Start with the shift, because it is the story. In the early years, CRISPR patents were overwhelmingly about the tool — the enzymes, the guides, the cutting chemistry. By 2022, an increasing share were about what the tool is for: named diseases, named tissues, named fixes.

The foundational layer hadn't gone away. The Broad Institute's grant US11352647B2 on CRISPR enzymes and systems shows the core machinery patents were still issuing in 2022 — the platform owners kept extending their estate.

But layer the therapeutic filings on top and the trend is clear. Publication US20220081680A1 covers materials and methods for treating a specific inherited eye disease, autosomal dominant cone-rod dystrophy. That is not a tool claim — it is a disease claim.

And the engineering kept improving in parallel. Rutgers' US11390886B2 describes a nuclease-independent targeted gene-editing platform — a sign that even the 'how' was diversifying beyond the original cut-and-repair approach.
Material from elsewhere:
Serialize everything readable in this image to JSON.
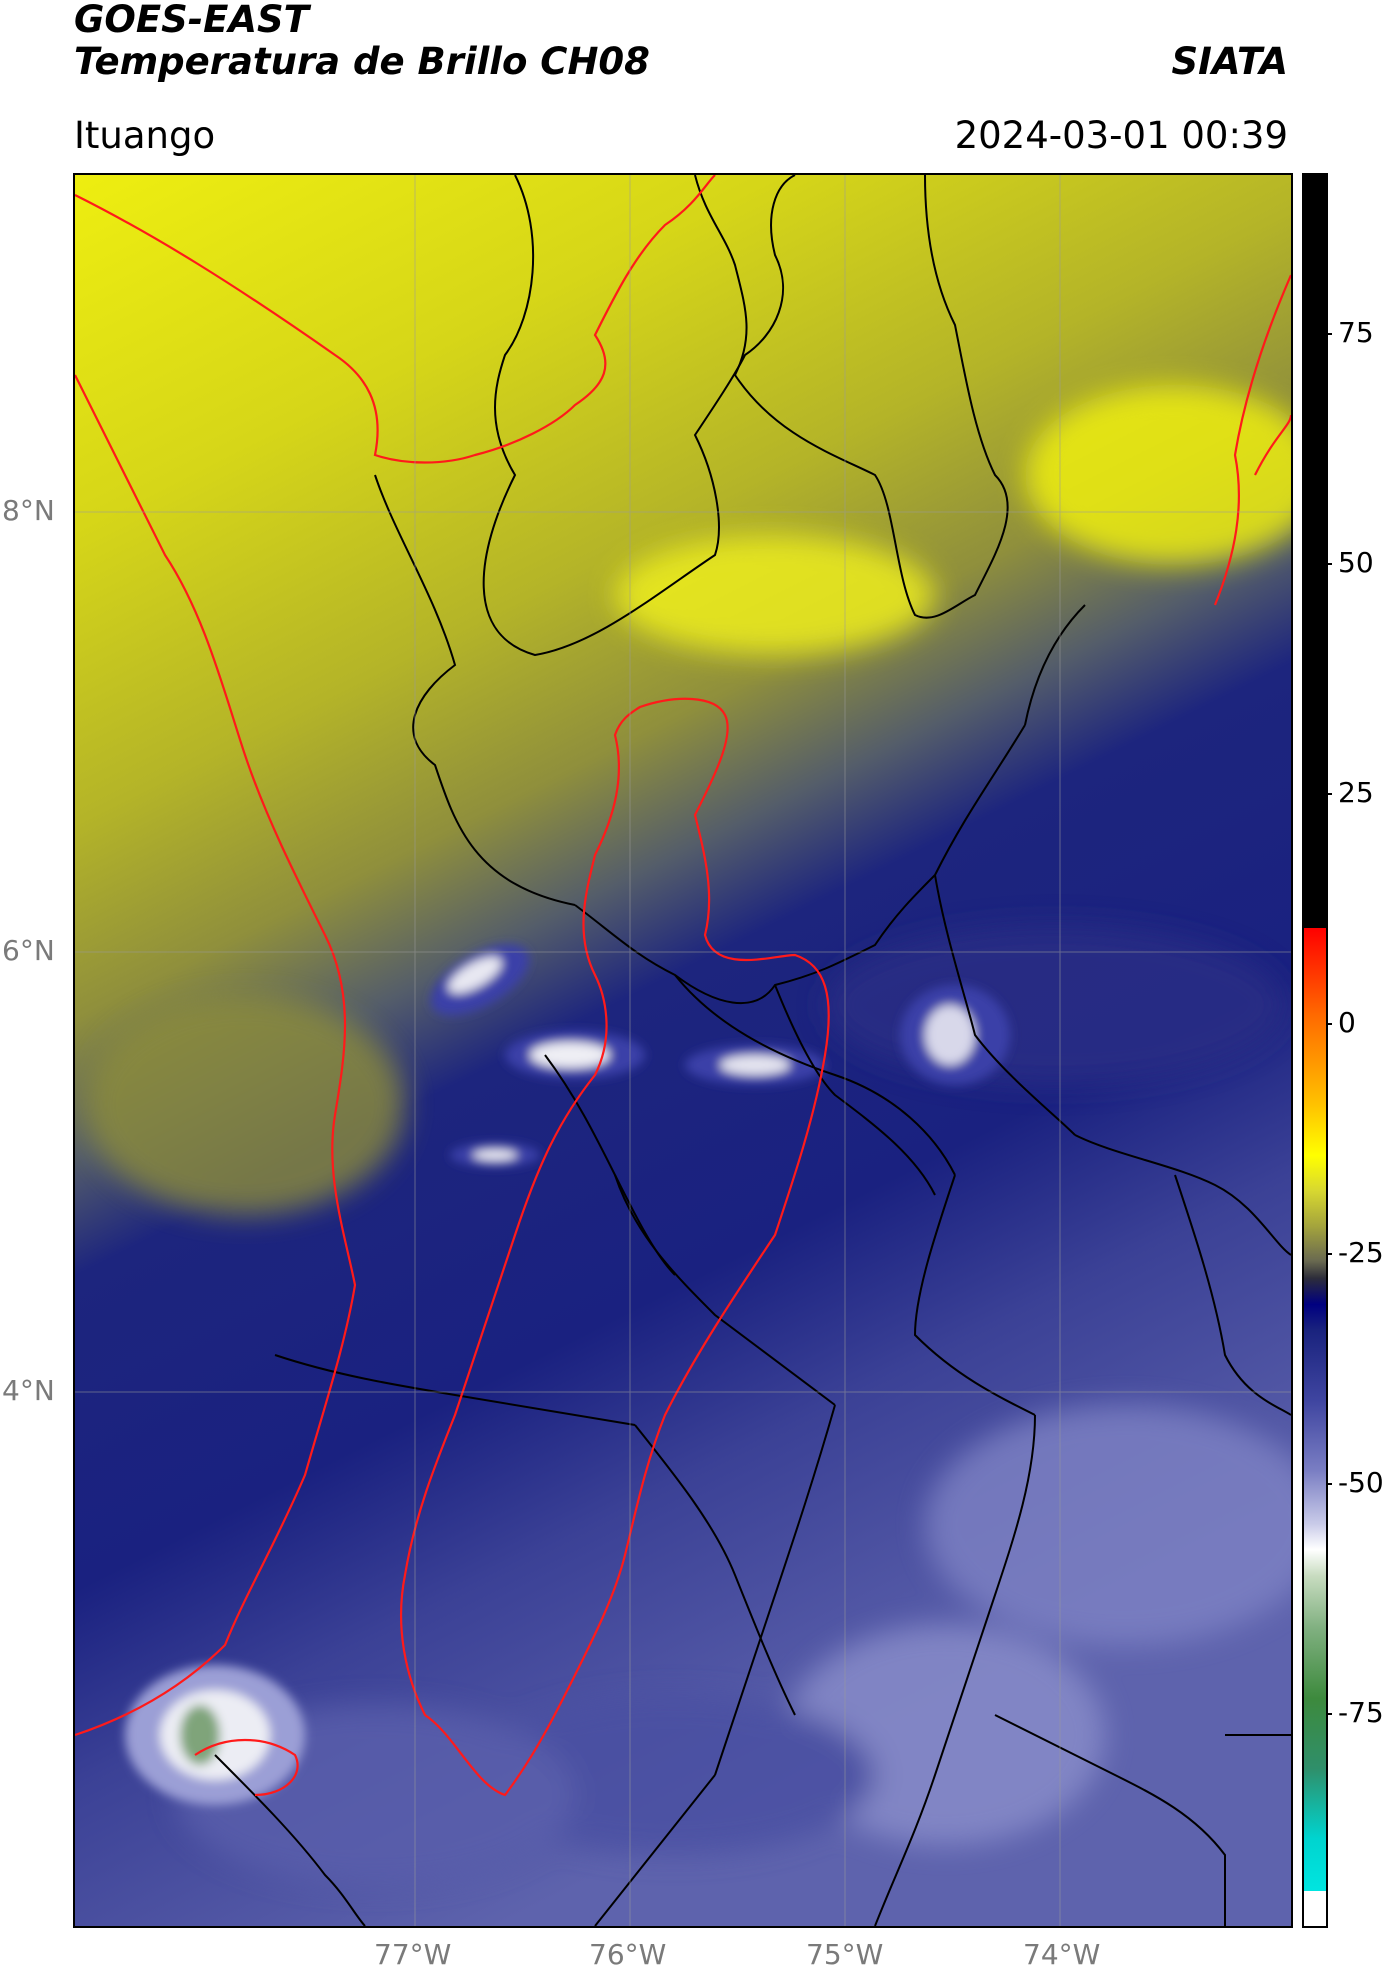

The usual caution applies: counting filings tells you where effort is going, not which programs will reach patients. A disease-specific patent is a bet, and most bets in drug development lose. Three converging filings is a trend in intent, not a guarantee of approvals.

Still, the directional read is hard to miss. By the numbers, 2022 was the year CRISPR's patent center of gravity tilted from the workbench toward the clinic — foundational tool claims still issuing underneath, disease claims stacking on top.